Sure, you can change your settings to private, but we all know that a good deal of our Facebook friends are present and former colleagues in the biz. Word gets around. It isn’t long before others get wind of your rants.

Instead of venting on social media, keep your rants offline. That way, you don’t risk tarnishing your image. Remember: there’s no crying in freelance life! You chose this lifestyle so it’s important to keep a stiff upper lift and roll with the punches. You’ll be stronger for it in the end.

The 3 C’s Every Freelancer Needs to Follow

Freelance life can be isolating at times, especially if you tend to work from home like I do. The solution: to stay as connected as possible.

Connectivity is critical when you’re trying to maintain steady work. No longer can you only rely on word-of-mouth and your tried-and-true clients or production companies who have always called you for work. Budgets are shrinking. No one is spending money like they used to. So it’s up to us as freelancers to build new relationships.

That’s where social media comes into play, helping us foster a sense of community where we can network, share knowledge and create conversations.

Sure, everyone and his brother are on Facebook but let’s face it, the majority of reasons why people are on there are to coo over their kids or brag about the wonderful meals they’re eating or the new cars they’re driving. In other words, Facebook is more for personal use.

If you want to create a sense of community with people in your field, Twitter and LinkedIn are the way to go, hands down. On LinkedIn, you can even join groups specific to your line of work. But I’m sure many of you know that already.

As for Twitter, I am amazed how many freelancers I encounter who are still unsure about how to take advantage of the popular social media tool. I suppose the problem might be that many feel it’s a tool for celebrities to boast about their latest projects or to incite feuds (such as the recent one between Kanye West and Jimmy Kimmel; the two have kissed and made up since then). Or perhaps people feel stifled since there’s a 140 character limit. Whatever the reason, people need to start using Twitter more.

I use it to link to articles I’ve written or to promote an event I’m covering. I also live tweet during conferences or television programs – any instance where my commentary might grab the attention of someone influential. In some cases, you may even get a re-tweet! Just don’t forget those hash tags so you can be a part of trending conversations.

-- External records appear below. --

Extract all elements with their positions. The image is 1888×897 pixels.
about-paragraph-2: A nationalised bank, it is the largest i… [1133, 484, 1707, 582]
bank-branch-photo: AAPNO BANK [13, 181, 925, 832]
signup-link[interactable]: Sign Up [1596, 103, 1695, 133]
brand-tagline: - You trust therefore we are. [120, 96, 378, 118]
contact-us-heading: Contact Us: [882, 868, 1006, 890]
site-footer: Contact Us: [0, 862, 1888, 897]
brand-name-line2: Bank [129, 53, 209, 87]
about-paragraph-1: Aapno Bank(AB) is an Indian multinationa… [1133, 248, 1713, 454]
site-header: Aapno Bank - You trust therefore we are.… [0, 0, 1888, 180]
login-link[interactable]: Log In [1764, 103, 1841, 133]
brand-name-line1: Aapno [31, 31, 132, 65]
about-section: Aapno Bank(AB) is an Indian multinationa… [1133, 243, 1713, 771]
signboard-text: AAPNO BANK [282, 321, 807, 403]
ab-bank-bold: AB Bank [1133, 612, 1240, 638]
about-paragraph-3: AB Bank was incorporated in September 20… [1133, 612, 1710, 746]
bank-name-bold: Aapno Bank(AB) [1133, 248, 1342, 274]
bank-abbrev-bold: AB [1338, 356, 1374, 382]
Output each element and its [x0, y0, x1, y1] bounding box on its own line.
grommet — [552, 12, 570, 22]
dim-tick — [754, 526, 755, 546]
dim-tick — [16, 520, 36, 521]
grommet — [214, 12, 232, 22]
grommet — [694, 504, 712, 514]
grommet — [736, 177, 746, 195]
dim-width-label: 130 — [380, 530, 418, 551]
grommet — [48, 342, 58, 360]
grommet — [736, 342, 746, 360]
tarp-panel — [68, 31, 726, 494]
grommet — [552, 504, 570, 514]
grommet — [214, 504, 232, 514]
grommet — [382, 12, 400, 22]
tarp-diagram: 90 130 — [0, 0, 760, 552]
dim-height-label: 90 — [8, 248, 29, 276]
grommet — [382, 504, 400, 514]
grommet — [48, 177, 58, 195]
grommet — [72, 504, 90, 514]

While on the subject of Twitter, I have to give a shout out to The IC Crowd in London: Rachel Miller, Jenni Wheller and Dana Leeson are three lovely ladies who work in internal communication. They started The IC Crowd as a way to connect others who work in the field; much of the conversations they create occur on Twitter (and will soon continue on Google+). Since launching The IC Crowd a little over a year ago, Miller, Wheller and Leeson have worked to move the online conversations offline, hosting a Xmas drinks networking function as well as an unconference.

On this side of the pond, the Freelancers Union (headquartered in Brooklyn), often helps freelancers connect via networking events and other helpful resources.

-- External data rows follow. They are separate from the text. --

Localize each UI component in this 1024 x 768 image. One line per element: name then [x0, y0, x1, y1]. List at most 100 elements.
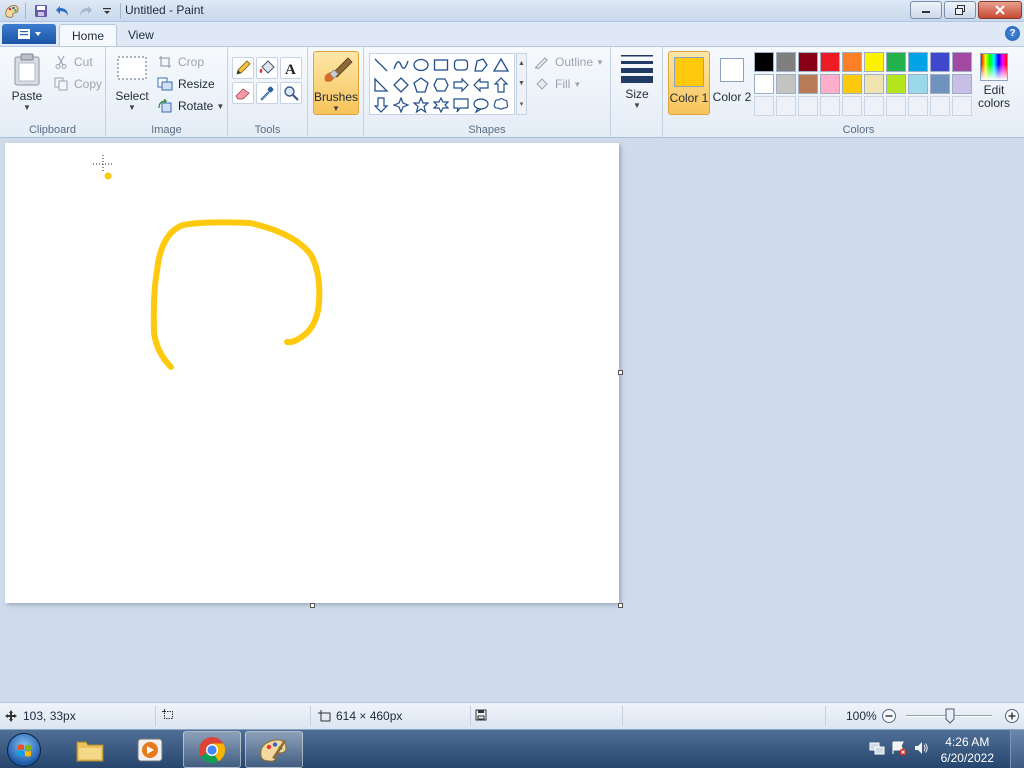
crop-button[interactable]: Crop	[156, 52, 204, 72]
cut-button[interactable]: Cut	[52, 52, 93, 72]
taskbar-paint[interactable]	[245, 731, 303, 768]
minimize-button[interactable]	[910, 1, 942, 19]
six-point-star-shape-icon[interactable]	[431, 95, 451, 115]
gallery-expand-icon[interactable]: ▾	[520, 100, 524, 108]
size-button[interactable]: Size ▼	[616, 53, 658, 110]
tab-view[interactable]: View	[116, 24, 166, 46]
palette-swatch[interactable]	[930, 52, 950, 72]
palette-swatch[interactable]	[754, 74, 774, 94]
taskbar-media-player[interactable]	[121, 731, 179, 768]
zoom-slider-thumb[interactable]	[945, 708, 955, 724]
scroll-down-icon[interactable]: ▼	[518, 80, 525, 87]
curve-shape-icon[interactable]	[391, 55, 411, 75]
paint-icon[interactable]	[2, 1, 22, 21]
palette-custom-slot[interactable]	[886, 96, 906, 116]
select-button[interactable]: Select ▼	[112, 55, 152, 112]
zoom-in-button[interactable]	[1004, 708, 1020, 724]
palette-swatch[interactable]	[776, 52, 796, 72]
save-icon[interactable]	[31, 1, 51, 21]
eraser-icon[interactable]	[232, 82, 254, 104]
palette-swatch[interactable]	[820, 74, 840, 94]
resize-handle-right[interactable]	[618, 370, 623, 375]
left-arrow-shape-icon[interactable]	[471, 75, 491, 95]
network-icon[interactable]	[869, 740, 885, 759]
palette-swatch[interactable]	[776, 74, 796, 94]
rotate-button[interactable]: Rotate ▼	[156, 96, 224, 116]
palette-custom-slot[interactable]	[820, 96, 840, 116]
shapes-scroll[interactable]: ▲ ▼ ▾	[516, 53, 527, 115]
zoom-out-button[interactable]	[881, 708, 897, 724]
fill-button[interactable]: Fill ▼	[533, 74, 581, 94]
palette-custom-slot[interactable]	[776, 96, 796, 116]
palette-swatch[interactable]	[908, 52, 928, 72]
palette-swatch[interactable]	[820, 52, 840, 72]
cloud-callout-shape-icon[interactable]	[491, 95, 511, 115]
palette-custom-slot[interactable]	[842, 96, 862, 116]
color1-button[interactable]: Color 1	[668, 51, 710, 115]
color-picker-icon[interactable]	[256, 82, 278, 104]
palette-custom-slot[interactable]	[798, 96, 818, 116]
undo-icon[interactable]	[53, 1, 73, 21]
volume-icon[interactable]	[913, 740, 929, 759]
palette-swatch[interactable]	[842, 52, 862, 72]
triangle-shape-icon[interactable]	[491, 55, 511, 75]
up-arrow-shape-icon[interactable]	[491, 75, 511, 95]
redo-icon[interactable]	[75, 1, 95, 21]
copy-button[interactable]: Copy	[52, 74, 102, 94]
four-point-star-shape-icon[interactable]	[391, 95, 411, 115]
polygon-shape-icon[interactable]	[471, 55, 491, 75]
rounded-rectangle-shape-icon[interactable]	[451, 55, 471, 75]
action-center-icon[interactable]	[891, 740, 907, 759]
magnifier-icon[interactable]	[280, 82, 302, 104]
palette-custom-slot[interactable]	[754, 96, 774, 116]
hexagon-shape-icon[interactable]	[431, 75, 451, 95]
drawing-canvas[interactable]	[5, 143, 619, 603]
palette-custom-slot[interactable]	[864, 96, 884, 116]
brushes-button[interactable]: Brushes ▼	[313, 51, 359, 115]
line-shape-icon[interactable]	[371, 55, 391, 75]
palette-swatch[interactable]	[908, 74, 928, 94]
taskbar-explorer[interactable]	[61, 731, 119, 768]
restore-button[interactable]	[944, 1, 976, 19]
palette-swatch[interactable]	[798, 52, 818, 72]
pencil-icon[interactable]	[232, 57, 254, 79]
palette-swatch[interactable]	[864, 74, 884, 94]
customize-icon[interactable]	[97, 1, 117, 21]
palette-swatch[interactable]	[930, 74, 950, 94]
down-arrow-shape-icon[interactable]	[371, 95, 391, 115]
resize-button[interactable]: Resize	[156, 74, 215, 94]
outline-button[interactable]: Outline ▼	[533, 52, 604, 72]
diamond-shape-icon[interactable]	[391, 75, 411, 95]
paste-button[interactable]: Paste ▼	[8, 53, 46, 112]
rectangular-callout-shape-icon[interactable]	[451, 95, 471, 115]
palette-swatch[interactable]	[842, 74, 862, 94]
palette-custom-slot[interactable]	[952, 96, 972, 116]
right-triangle-shape-icon[interactable]	[371, 75, 391, 95]
palette-swatch[interactable]	[798, 74, 818, 94]
edit-colors-button[interactable]: Edit colors	[975, 53, 1013, 110]
palette-swatch[interactable]	[754, 52, 774, 72]
palette-custom-slot[interactable]	[908, 96, 928, 116]
rectangle-shape-icon[interactable]	[431, 55, 451, 75]
scroll-up-icon[interactable]: ▲	[518, 60, 525, 67]
clock[interactable]: 4:26 AM 6/20/2022	[941, 734, 994, 766]
palette-swatch[interactable]	[864, 52, 884, 72]
resize-handle-bottom[interactable]	[310, 603, 315, 608]
text-icon[interactable]: A	[280, 57, 302, 79]
right-arrow-shape-icon[interactable]	[451, 75, 471, 95]
taskbar-chrome[interactable]	[183, 731, 241, 768]
palette-swatch[interactable]	[886, 74, 906, 94]
resize-handle-corner[interactable]	[618, 603, 623, 608]
tab-home[interactable]: Home	[59, 24, 118, 46]
five-point-star-shape-icon[interactable]	[411, 95, 431, 115]
paint-menu-button[interactable]	[2, 24, 56, 44]
close-button[interactable]	[978, 1, 1022, 19]
help-icon[interactable]: ?	[1005, 26, 1020, 41]
oval-shape-icon[interactable]	[411, 55, 431, 75]
show-desktop-button[interactable]	[1010, 730, 1024, 768]
palette-swatch[interactable]	[952, 74, 972, 94]
oval-callout-shape-icon[interactable]	[471, 95, 491, 115]
pentagon-shape-icon[interactable]	[411, 75, 431, 95]
palette-custom-slot[interactable]	[930, 96, 950, 116]
fill-icon[interactable]	[256, 57, 278, 79]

So if you have connectivity and a sense of community with your peers, there’s a good chance collaboration will follow – the final C that you need to be aware of. With increased online exposure and regular networking, you’ll be able to stay up-to-date on who’s working on what and whether or not there might be an opportunity for you to contribute to a new project.

And of course, dropping some emails to your existing network of contacts never hurts either!